- Milhares de cubanos se reuniram em frente à embaixada dos Estados Unidos em Havana para protestar contra o indiciamento de Raúl Castro.
- A acusação se refere ao caso de 1996, quando duas aeronaves civis da organização de exilados cubano-americanos Irmãos ao Resgate foram abatidas, deixando quatro mortos.
- Raúl Castro, então ministro da Defesa, é acusado de ter ordenado o ataque, com acusações de conspiração para matar cidadãos americanos, destruição de aeronave e homicídio.
- Outros réus também foram indiciados no caso.
- O presidente Miguel Díaz-Canel e o primeiro-ministro Manuel Marrero participaram do protesto, mas Raúl Castro não compareceu, aos 94 anos.
Milhares de cubanos se reuniram nesta sexta-feira diante da embaixada dos Estados Unidos em Havana para protestar contra a decisão de Washington de indiciar Raúl Castro pela derrubada de dois aviões civis, ocorrida há 30 anos. O ato ocorreu logo após o amanhecer na orla da capital.

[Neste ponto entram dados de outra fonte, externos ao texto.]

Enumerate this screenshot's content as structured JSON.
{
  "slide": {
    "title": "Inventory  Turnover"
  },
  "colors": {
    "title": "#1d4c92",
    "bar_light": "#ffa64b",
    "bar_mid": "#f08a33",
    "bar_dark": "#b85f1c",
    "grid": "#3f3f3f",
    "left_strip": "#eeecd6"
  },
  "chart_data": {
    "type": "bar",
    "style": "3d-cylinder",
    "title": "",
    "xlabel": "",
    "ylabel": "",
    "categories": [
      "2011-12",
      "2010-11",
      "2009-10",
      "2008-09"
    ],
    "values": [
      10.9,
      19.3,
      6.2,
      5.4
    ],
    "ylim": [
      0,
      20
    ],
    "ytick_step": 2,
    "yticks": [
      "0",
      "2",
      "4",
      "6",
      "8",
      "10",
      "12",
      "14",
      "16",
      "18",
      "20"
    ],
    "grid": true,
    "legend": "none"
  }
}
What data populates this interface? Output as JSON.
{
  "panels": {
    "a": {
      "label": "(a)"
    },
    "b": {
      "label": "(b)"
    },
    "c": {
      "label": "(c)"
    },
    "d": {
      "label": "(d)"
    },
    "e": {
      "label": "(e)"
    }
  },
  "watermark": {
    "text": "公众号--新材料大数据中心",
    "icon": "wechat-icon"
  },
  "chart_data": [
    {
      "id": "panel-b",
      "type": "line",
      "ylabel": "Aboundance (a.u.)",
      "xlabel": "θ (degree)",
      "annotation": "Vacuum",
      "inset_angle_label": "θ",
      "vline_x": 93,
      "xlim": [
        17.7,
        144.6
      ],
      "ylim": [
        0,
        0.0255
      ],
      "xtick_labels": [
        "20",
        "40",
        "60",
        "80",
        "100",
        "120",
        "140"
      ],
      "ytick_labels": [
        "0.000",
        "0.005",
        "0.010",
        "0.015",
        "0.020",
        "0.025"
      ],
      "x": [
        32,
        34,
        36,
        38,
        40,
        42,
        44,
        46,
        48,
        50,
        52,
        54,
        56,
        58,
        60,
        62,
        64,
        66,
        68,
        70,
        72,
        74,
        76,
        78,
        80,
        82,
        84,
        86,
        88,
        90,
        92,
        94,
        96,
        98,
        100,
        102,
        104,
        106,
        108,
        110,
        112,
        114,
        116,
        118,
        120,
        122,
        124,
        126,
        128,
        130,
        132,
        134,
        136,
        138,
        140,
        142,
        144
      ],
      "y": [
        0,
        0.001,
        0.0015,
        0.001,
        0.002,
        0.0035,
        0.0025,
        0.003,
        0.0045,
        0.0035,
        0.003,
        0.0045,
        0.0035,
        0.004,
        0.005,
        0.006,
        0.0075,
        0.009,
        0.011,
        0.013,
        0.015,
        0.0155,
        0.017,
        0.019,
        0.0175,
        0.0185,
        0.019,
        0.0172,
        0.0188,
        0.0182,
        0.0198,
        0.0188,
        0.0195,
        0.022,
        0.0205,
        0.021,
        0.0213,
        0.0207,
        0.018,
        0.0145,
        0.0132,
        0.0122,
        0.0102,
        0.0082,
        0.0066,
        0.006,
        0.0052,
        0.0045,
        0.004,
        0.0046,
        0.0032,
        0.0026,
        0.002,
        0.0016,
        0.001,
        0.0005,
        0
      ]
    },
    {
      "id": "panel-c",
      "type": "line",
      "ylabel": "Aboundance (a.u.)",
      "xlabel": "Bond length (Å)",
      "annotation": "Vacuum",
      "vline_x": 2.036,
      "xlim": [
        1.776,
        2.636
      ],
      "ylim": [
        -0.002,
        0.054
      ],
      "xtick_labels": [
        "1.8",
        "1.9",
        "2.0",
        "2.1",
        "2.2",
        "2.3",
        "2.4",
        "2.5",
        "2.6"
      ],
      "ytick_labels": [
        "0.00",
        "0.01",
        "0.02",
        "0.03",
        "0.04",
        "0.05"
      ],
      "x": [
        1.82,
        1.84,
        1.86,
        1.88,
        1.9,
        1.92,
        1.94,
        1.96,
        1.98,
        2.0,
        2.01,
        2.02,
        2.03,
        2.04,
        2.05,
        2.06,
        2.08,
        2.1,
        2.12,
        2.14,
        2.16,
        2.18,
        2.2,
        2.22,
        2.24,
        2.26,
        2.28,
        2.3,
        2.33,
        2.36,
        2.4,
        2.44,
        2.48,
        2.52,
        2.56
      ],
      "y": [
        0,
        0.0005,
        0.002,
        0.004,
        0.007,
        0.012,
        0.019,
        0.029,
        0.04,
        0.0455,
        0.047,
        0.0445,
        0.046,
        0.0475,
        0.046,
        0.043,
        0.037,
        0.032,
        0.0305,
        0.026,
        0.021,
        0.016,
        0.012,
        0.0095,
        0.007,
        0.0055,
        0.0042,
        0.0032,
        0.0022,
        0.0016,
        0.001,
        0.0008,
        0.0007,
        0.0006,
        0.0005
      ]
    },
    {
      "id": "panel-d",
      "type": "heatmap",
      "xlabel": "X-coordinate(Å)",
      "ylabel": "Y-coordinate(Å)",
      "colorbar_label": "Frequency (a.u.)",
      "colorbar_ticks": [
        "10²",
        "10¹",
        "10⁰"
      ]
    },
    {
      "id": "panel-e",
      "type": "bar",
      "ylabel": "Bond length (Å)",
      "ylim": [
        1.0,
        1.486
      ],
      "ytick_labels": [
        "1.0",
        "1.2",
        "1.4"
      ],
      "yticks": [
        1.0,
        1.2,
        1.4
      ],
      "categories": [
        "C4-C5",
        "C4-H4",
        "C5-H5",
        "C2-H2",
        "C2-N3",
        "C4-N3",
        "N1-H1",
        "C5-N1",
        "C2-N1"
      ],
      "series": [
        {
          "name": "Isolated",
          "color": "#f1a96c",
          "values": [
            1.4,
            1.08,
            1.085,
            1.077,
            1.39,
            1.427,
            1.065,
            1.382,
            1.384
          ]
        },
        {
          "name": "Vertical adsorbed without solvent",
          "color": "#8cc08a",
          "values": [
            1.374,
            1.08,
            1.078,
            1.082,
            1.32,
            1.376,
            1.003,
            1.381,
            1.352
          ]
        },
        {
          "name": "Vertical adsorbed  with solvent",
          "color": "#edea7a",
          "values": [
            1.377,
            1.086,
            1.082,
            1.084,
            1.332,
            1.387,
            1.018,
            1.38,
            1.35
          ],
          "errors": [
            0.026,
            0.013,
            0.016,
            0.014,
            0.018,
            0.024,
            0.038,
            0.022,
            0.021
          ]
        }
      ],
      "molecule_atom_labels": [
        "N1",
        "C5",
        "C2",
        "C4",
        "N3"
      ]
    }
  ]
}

A manifestação pró-governo ocorre em meio a apoio público ao ex-presidente e herói revolucionário, reforçado por autoridades cubanas que reafirmaram a posição contrária às acusações. Não houve registro de confrontos no início do protesto.
Contexto das acusações
As acusações, apresentadas na quarta-feira, referem-se a um episódio de 1996, quando aeronaves civis ligadas aos exilados cubano-americanos Irmãos ao Resgate foram abatidas. Raúl Castro era ministro da Defesa na época e é apontado como quem ordenou o ataque.
Raúl Castro é acusado de conspiração para matar cidadãos americanos, destruição de aeronave e homicídio. Outros réus também foram indiciados, segundo autoridades norte-americanas. O processo ocorre em meio a tensões entre Cuba e os EUA.
O presidente cubano Miguel Díaz-Canel e o primeiro-ministro Manuel Marrero compareceram ao protesto, mas Castro, então com 94 anos, não participou. O caso é visto em Havana como parte de um esforço de cooperação com a acusação norte-americana.